Son livre, c'est moi. J'ai un nom bizarre, très long et très attirant. C'est Le Club des Incorrigibles Optimistes. J'ai un peu de mal à croire en mon succès parce que même si mes mots sont bien trouvés et mon histoire intéressante, je suis trop long, et trop cher. Qui aujourd'hui apprécie de lire sept cent cinquante pages ? Qui est prêt à mettre une trentaine d'euros dans un objet en papier, même pas solide et beau ? Pourtant, j'ai déjà parcouru du chemin : feuilleté par quelques mains, imprimé par d'autres, emballé par quelques autres, transféré de lieu en lieu, croisé quelques sourires devant mon titre, pris entre deux mains, retourné, reposé, je suis passé de l'état de manuscrit à celui de livre.

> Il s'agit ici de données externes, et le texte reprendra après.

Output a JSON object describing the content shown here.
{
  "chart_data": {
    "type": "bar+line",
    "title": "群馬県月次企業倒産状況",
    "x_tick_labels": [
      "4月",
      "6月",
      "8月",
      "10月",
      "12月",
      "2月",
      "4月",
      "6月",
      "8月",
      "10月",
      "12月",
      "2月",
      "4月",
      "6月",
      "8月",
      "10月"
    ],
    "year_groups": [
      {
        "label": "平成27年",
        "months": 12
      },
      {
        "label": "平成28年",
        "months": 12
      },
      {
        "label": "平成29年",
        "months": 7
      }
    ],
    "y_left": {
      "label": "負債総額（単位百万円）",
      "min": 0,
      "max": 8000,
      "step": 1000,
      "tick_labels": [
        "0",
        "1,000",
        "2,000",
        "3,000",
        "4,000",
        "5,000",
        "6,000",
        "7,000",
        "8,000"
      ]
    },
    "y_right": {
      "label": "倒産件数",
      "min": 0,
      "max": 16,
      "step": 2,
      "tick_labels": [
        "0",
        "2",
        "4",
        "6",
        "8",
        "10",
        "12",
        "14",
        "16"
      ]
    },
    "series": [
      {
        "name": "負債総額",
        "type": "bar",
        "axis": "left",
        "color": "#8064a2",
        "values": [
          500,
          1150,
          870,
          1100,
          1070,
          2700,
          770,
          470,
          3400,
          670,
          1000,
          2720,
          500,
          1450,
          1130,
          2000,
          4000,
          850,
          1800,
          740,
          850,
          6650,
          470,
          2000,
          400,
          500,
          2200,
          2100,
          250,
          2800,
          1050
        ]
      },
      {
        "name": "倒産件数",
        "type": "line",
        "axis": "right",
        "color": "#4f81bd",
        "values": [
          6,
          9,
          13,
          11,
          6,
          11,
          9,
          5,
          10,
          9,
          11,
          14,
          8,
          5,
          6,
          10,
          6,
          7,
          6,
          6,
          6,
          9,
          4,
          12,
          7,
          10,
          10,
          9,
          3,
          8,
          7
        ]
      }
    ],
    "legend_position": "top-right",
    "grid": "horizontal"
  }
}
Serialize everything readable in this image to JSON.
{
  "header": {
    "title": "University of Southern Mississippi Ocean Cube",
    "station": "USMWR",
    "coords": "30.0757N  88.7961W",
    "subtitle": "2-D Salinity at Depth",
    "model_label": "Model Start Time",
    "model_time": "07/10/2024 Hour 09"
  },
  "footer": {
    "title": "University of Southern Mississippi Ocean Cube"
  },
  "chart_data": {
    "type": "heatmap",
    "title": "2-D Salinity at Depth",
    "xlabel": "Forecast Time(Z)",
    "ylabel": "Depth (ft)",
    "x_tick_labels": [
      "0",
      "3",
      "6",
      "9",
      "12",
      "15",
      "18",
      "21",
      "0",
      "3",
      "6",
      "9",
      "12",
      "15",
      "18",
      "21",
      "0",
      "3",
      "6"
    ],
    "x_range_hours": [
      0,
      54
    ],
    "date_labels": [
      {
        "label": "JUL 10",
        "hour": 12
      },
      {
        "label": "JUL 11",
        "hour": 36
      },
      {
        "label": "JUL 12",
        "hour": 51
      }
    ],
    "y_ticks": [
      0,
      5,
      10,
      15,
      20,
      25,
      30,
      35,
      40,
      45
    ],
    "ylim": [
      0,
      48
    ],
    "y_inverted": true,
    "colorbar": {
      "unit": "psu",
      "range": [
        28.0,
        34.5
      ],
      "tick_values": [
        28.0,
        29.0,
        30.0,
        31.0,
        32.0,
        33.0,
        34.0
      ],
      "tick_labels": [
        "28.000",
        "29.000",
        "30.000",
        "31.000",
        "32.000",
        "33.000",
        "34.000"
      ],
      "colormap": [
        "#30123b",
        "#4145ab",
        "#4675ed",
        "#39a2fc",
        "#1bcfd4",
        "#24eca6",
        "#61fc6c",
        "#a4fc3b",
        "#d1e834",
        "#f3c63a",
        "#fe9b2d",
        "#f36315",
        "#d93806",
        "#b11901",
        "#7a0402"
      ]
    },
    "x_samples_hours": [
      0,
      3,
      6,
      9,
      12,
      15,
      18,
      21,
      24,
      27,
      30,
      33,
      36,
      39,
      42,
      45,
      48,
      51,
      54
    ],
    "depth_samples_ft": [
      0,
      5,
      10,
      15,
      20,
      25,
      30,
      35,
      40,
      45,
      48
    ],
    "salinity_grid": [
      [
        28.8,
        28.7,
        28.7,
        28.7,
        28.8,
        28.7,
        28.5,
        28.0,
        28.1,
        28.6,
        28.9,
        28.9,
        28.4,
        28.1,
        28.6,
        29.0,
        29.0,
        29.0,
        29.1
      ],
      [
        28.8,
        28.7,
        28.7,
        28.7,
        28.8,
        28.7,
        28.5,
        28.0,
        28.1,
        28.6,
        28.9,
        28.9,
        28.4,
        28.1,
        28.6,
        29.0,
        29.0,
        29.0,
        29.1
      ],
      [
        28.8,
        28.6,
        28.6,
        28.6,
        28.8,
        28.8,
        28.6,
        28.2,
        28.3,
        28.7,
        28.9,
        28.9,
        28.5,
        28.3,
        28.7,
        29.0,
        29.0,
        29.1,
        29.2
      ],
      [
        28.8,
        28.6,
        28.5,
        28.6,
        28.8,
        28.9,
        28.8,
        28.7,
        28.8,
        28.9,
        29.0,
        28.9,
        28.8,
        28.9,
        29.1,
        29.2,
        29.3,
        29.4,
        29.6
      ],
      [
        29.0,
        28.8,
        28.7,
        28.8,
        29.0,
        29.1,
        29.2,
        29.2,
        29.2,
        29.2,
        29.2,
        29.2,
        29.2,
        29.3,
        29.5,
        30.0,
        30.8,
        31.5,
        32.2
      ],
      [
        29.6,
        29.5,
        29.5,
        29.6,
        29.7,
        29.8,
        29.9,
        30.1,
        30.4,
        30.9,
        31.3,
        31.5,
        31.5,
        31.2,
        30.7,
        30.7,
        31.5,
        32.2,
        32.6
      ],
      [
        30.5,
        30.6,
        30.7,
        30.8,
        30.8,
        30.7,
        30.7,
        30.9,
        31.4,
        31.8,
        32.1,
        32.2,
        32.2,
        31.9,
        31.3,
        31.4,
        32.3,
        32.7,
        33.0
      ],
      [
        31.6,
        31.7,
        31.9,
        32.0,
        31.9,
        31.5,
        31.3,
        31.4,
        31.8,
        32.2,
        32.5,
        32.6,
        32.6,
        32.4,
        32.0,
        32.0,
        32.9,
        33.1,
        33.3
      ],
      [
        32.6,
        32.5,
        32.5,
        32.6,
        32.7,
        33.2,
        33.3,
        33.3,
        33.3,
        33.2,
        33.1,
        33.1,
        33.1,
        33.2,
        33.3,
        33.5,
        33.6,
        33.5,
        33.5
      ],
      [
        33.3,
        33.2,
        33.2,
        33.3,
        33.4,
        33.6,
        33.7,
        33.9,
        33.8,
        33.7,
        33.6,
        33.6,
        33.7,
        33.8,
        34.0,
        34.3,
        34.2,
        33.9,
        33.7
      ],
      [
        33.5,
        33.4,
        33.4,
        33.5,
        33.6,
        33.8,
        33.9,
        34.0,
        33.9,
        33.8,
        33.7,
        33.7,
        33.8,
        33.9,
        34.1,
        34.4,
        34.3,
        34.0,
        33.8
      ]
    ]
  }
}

Et puis j'ai été mis de côté avec quelques autres. Cela même avec qui je suis en ce moment même enfermé. Mais où m'amenait-on encore ? Allais-je vraiment être jeté, ou ramené à mon envoyeur ? Mais je veux être lu, je ne veux pas rester un livre exposé tristement dans un bel appartement parisien ou broyé impitoyablement.

Mais, sauf si l'incinérateur à livres n'est pas loin, ce n'est pas mon destin. Le chemin a été très court, nous avons monté une rue, sommes rentrés dans un bâtiment, avons monté des marches et avons atterri sur une table. Maintenant que la valise (je sais que c'est une valise, mon créateur a très bien décrit cet objet dans une scène de départ. Je sais aussi que nous sommes en Bretagne : cette grisaille ne peut venir que de cette région selon mon concepteur. Dans une valise, sur une table, dans un très grand bâtiment, en Bretagne : je ne suis pas très avancé. Mais il y a du mouvement autour de moi, des potentiels lecteurs m'observent, curieux, des gens me prennent en photo avec mes congénères...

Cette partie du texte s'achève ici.